Certaines personnes ont reproché au film de faire preuve de violence concernant les entretiens entre le réalisateur et sa mère, mais la bonne idée du film est d’avoir réparti ces conversations sur plusieurs années. Au fil du temps, les visages se ferment, les plis au niveau des yeux et du front se forment, et les secrets se révèlent naturellement. D’abord inquiète des interrogations de son fils, la mère du réalisateur devient d’ailleurs plus ouverte année après année, et plus encline à se confier auprès de ses enfants. Tourné entre 2013 (date du décès du père de Éric Caravaca) et 2016, le film est une balade paradoxale, entre sa courte durée de 67 minutes et la longue période de tournage qui a demandé la confiance de toute une famille pour évoquer des souvenirs aussi lourds.

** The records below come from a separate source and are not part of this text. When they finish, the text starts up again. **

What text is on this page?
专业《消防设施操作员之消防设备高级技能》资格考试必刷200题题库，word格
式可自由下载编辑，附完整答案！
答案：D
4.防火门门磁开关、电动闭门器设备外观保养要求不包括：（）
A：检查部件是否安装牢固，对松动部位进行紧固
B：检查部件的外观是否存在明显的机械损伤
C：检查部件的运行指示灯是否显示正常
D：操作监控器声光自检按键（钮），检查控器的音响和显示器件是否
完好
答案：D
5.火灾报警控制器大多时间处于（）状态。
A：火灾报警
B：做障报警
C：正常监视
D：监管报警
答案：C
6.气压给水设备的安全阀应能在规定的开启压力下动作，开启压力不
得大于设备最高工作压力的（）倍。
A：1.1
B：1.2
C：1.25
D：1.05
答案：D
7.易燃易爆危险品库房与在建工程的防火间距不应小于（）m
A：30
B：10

L’historicité des bobines et la recréation d’une narration par une forme de montage avant tout mental – Caravaca est le réalisateur qui imagine la collision des images pour leur en donner du sens – rendent l’œuvre plus intimiste et introvertie. La note d’intention également résonne au-delà de la simili-enquête policière pour retrouver l’identité de Christine, elle est aussi présente de manière intime : il est question chez lui de ne pas reproduire les mêmes erreurs, de comprendre ses inquiétudes à la naissance de son propre fils Balthazar. La dernière conversation filmée avec sa mère émet cette idée : elle se révèle comme on révèle à un adolescent les erreurs à ne pas à nouveau commettre une fois l’âge adulte atteint. Une dernière transmission qui lève le voile sur une histoire douloureuse, où l’histoire d’un pays en guerre, la méconnaissance des maladies mentales et les fantômes de la mémoire cohabitent et forment un cauchemar dont on sort éreinté. Un projet non passéiste qui frappe en plein cœur tant la sincérité et la violence, verbales et picturales, peuvent résonner en chacun de nous.